I am always entertained by your amazing stories. Every car ride you tell me that the imaginary elephants who wear blue hats fell down and hurt their knees. But much to my relief, they’re soon consoled by their mama elephants. The crocodiles go “snap!” and the big spiders go “up.” Sometimes in the afternoon we’ll read our books together. Instead of wanting me to read a story, you’ll insist that we sit in silence enjoying looking through our own books. This amazes me. You are incredibly self-sufficient.
But sometimes you are incredibly clingy.
You have a recent habit of praying maghrib in my arms. You nestle your head into my shoulder and hold onto my neck, repeating the rhyming words as your Baba recites the prayer.

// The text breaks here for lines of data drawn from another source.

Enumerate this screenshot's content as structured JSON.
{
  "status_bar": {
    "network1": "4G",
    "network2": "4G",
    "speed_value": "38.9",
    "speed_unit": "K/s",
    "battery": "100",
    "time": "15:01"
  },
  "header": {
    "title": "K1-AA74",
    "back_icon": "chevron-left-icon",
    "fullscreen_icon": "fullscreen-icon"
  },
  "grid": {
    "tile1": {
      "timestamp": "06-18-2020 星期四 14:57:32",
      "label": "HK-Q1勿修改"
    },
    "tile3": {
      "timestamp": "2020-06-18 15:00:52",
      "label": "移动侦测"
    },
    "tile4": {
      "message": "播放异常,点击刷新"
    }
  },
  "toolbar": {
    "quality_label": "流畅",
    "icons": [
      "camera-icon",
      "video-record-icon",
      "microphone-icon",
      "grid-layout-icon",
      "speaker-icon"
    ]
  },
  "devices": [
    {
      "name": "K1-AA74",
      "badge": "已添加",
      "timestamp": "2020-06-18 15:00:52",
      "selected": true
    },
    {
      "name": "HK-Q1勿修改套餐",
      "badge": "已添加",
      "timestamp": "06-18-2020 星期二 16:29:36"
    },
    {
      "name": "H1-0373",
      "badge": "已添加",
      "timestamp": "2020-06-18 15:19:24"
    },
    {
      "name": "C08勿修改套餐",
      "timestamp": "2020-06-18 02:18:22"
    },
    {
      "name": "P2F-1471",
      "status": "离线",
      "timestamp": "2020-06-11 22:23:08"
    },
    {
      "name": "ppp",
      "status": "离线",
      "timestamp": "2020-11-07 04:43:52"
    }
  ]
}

You’ll pat my back and say, “Amin!” with me. I close my eyes and wish the moment to last forever.
Every night I look forward to snuggling next to you in bed – and I’m going to enjoy it for as long as I can, since getting you out of my bed seems to be impossible.
You can throw quite the spectacular tantrums.
It’s so wonderful when you attempt to communicate with us – telling us about your day at the park or at some imaginary farm or that you want to eat some dates. You seem genuinely happy, Alhamdulillah. I love that I can finally reason with you and if I prepare you with a list of steps that we have to accomplish before you get to go to the park, I can defuse just about any meltdown.
Even though I’m not actively weaning you, I am trying to get you to fall asleep without nursing. I hate the days I don’t nurse you – it’s like I miss you more even though you’re right next to me. But you also surprise me when I say, “no num-nah tonight. Only lala (sleep in Swahili)” and after just a little whining you say, “okay, lala” and fall asleep on my tummy.
Eryn, you are amazing. I am so thankful that you’re in my life and are my little baby. I always pray for your success, health, safety and for you to grow up to be a good Muslim and a strong woman.
But thinking about you growing up is very difficult. Sometimes I feel as though my heart can’t stand the thought – and it will shatter, unable to contain the love I have for you.